You have some NFS tuning to do in TCP, UDP is fine. This isnt your root
problem, but it cant help. Check the output regarding TCP receive
buffer sizes.
Client vancouver has network problems, NFS retransmits. Check output.
Doesnt harm the system, but that client is impacted.
Youre fighting performance -vs- storage space. You have a number of 18
and 36G drives. Vol0 is laid out properly given this mix, you dont mix
sizes within a given raid group. However disks 16, 18, and 19 are on
their own as the raid group of 36G drives for this volume. They are
also being beat on pretty hard.
I see that your cache hits are 100%, this would cause you to wonder if
you need a larger filer, more cache RAM..but that might not be it. You
have 100% disk utilization as a fact of life on the system, but you are
only doing disk reads for the most part, and NOT heavy ones. Nine to
12Mb/sec max. Thats danged odd.
Heres your problem.
Vol0.
The 18G drives are about 65% busy, 95% reads.
The 36G drives are 83% bush, again mostly reads.

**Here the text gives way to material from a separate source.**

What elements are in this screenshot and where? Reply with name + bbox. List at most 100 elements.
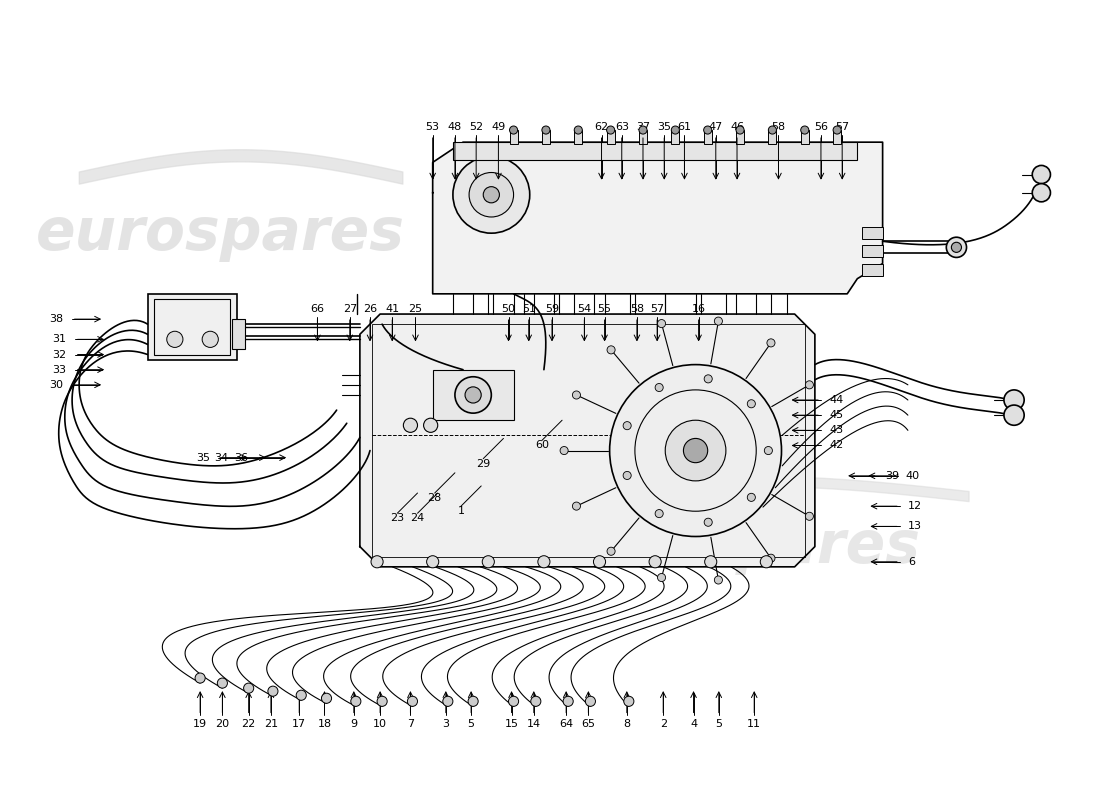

Vol1 is quiet as a church on bowling night.
Solutions:
Move data being accessed from vol0 to vol1, make use of the untilized
performance you have there if this 60 seconds of history is a normal
data activity. Likewise, move some of that date from vol1 to vol0,
because you never want over 80% full volumes. ;)
Rebuild your volumes.
Make vol0 all of the 18G drives, 11data-1parity. Raw about 204Mb.
Make vol1 all of the 36G drives, 6data-1parity. Raw about 207Mb.
If you did this, your volume sizes would be larger than they are today,
because youre not wasting space on mixed sized raid groups of 18 and 36G
drives (vol1 is like this), and you end up with a LARGER number of
spindles to parellelize your data access across in vol0 with a single
volume of more 18G drives.
Guaranteed, 100% of your performance problem is that itty bitty second
raid group in volume 1.
Unfortunately you will have to destroy the village to save it, but once
you take the downtime to do so, you might find years of worthwhile
performance out of your 720.
Of course, you get to play God at work, and save a ton of cash while
making thing better with no money spent. Yes, a larger system might
reduce the missed cache hits, but 12Mb/sec is WAY less than a properly
configured F720 can dish out. Id say you could triple that output easy
if you did this.
Is a 12drive raid group ok?? Id say YES. ONTAP is wayyyy more
resilient than it used to be. You have plenty of drives left if you
like, to enable raid_dp as well, which will give a 10data-2parity the
basic reliability of two separate 5-1 raid groups, cept you have a
larger stripe to make your reads against which seems to be your largest
type of data activity according to this perfstat.
What size Tshirt do I wear? XXL. :)